These are the mundane, downright boring, environmental decisions that people make every day. Not too interesting, not a big deal.
And then. This morning we read in the paper that the best gift to the environment is to stop having children. We’ve heard that one before. Nothing worse than delivering another spoiled, carbon-devouring Western child into the world. But this is the first time I’ve thought about it since having two kids. Nowadays, my environmentalism isn’t about saving the earth, but about saving ourselves from ourselves, or maybe even saving the earth for our own sake. (I’ve said this before in Writing Green.) So much of green writing misses this point. There are other legitimate moral, logical, religious, health, economic, and miscellaneous reasons for environmental practices, but for me, this is the big one. So I’m not too swayed by any reports that my two kids are the worst thing I could have done for the environment.

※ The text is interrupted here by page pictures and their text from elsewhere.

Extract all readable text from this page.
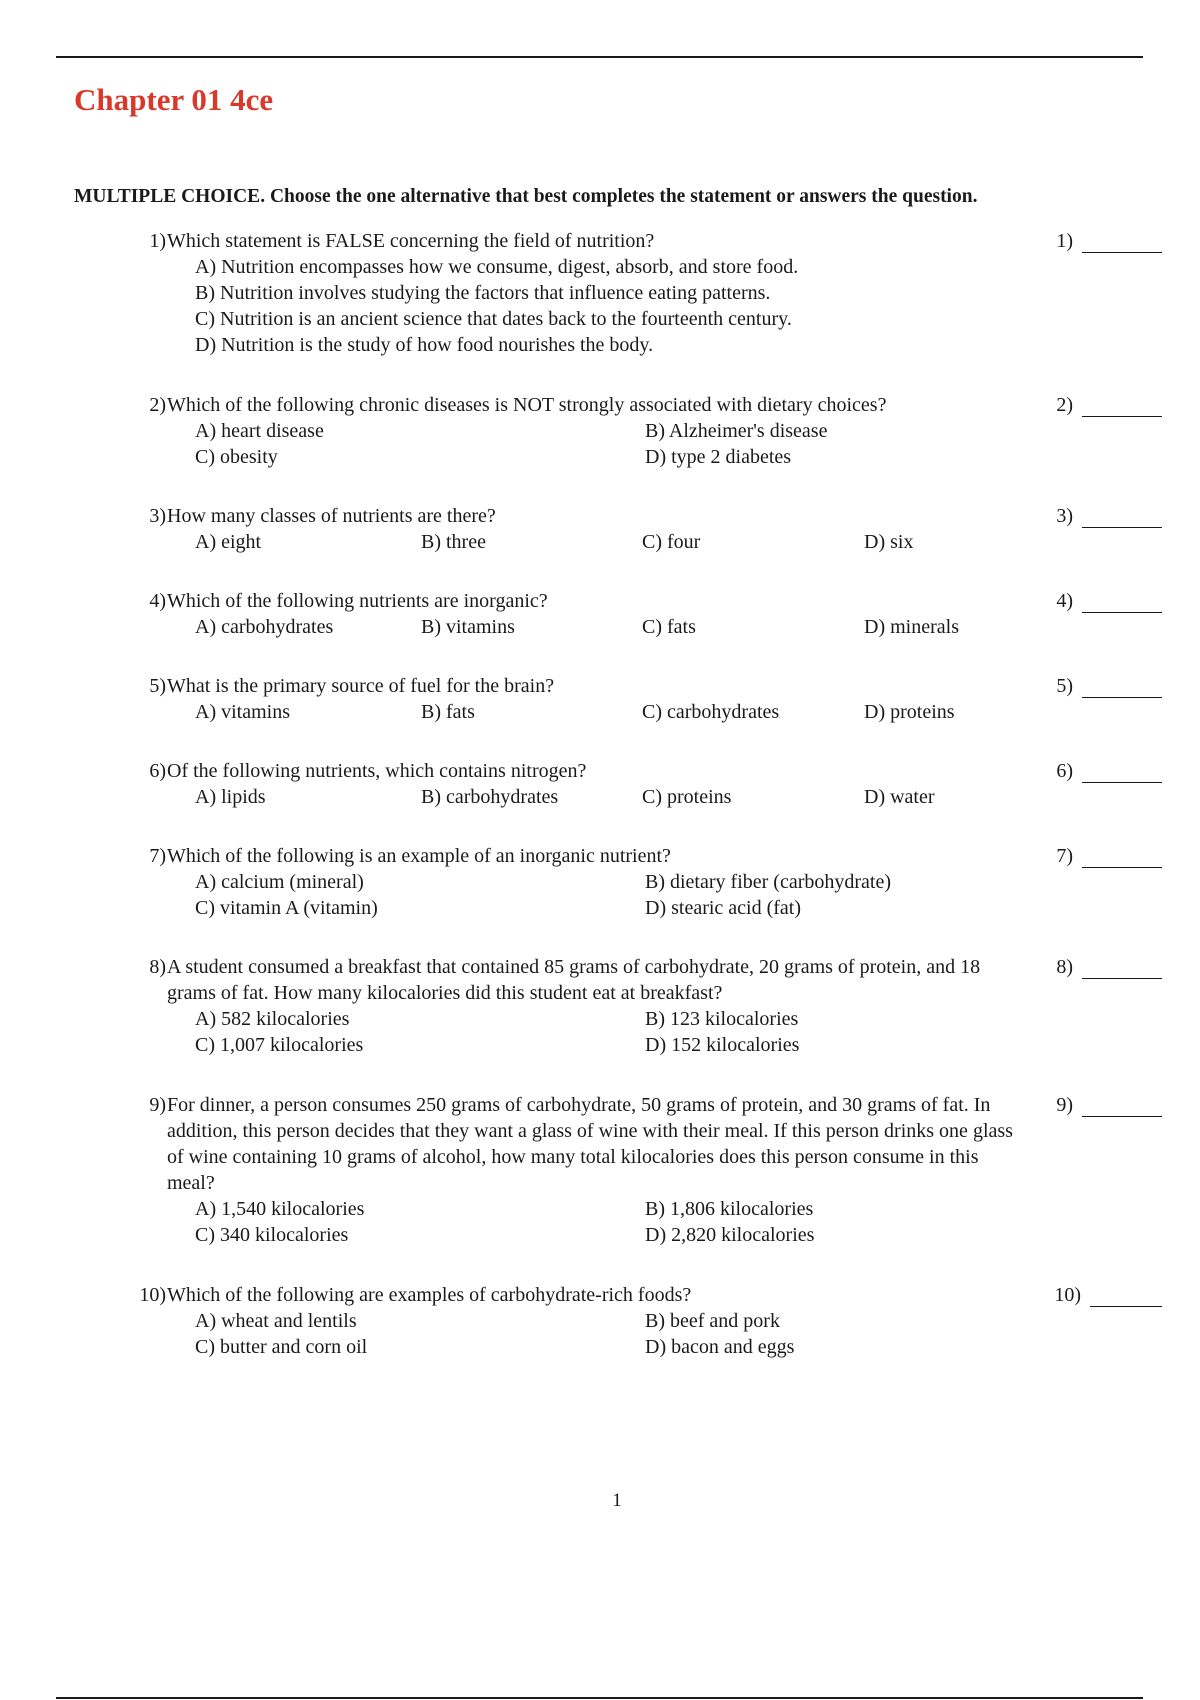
Chapter 01 4ce
MULTIPLE CHOICE. Choose the one alternative that best completes the statement or answers the question.
1) Which statement is FALSE concerning the field of nutrition?	1)
A) Nutrition encompasses how we consume, digest, absorb, and store food.
B) Nutrition involves studying the factors that influence eating patterns.
C) Nutrition is an ancient science that dates back to the fourteenth century.
D) Nutrition is the study of how food nourishes the body.
2) Which of the following chronic diseases is NOT strongly associated with dietary choices?	2)
A) heart disease	B) Alzheimer's disease
C) obesity	D) type 2 diabetes
3) How many classes of nutrients are there?	3)
A) eight	B) three	C) four	D) six
4) Which of the following nutrients are inorganic?	4)
A) carbohydrates	B) vitamins	C) fats	D) minerals
5) What is the primary source of fuel for the brain?	5)
A) vitamins	B) fats	C) carbohydrates	D) proteins
6) Of the following nutrients, which contains nitrogen?	6)
A) lipids	B) carbohydrates	C) proteins	D) water
7) Which of the following is an example of an inorganic nutrient?	7)
A) calcium (mineral)	B) dietary fiber (carbohydrate)
C) vitamin A (vitamin)	D) stearic acid (fat)
8) A student consumed a breakfast that contained 85 grams of carbohydrate, 20 grams of protein, and 18 grams of fat. How many kilocalories did this student eat at breakfast?
8)
A) 582 kilocalories	B) 123 kilocalories
C) 1,007 kilocalories	D) 152 kilocalories
9) For dinner, a person consumes 250 grams of carbohydrate, 50 grams of protein, and 30 grams of fat. In addition, this person decides that they want a glass of wine with their meal. If this person drinks one glass of wine containing 10 grams of alcohol, how many total kilocalories does this person consume in this meal?
9)
A) 1,540 kilocalories	B) 1,806 kilocalories
C) 340 kilocalories	D) 2,820 kilocalories
10) Which of the following are examples of carbohydrate-rich foods?	10)
A) wheat and lentils	B) beef and pork
C) butter and corn oil	D) bacon and eggs
1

So… someone was really just teasing me about choosing between a third child and the plastic baggies. But he hit on a seeming contradiction in the logic of environmentalism. While we spend our days making piddly little savings – a scrap of tin foil here, a lower wattage light bulb there – we spend our lives raising two environmental disasters… (unless we hit the nature-nurture jackpot and raise a change-the-world type). Except that I see the world – selfishly, I’ll admit – as something I want to benefit me, my friends and family. I mean, isn’t it obvious that children are the only reason environmentalism even exists?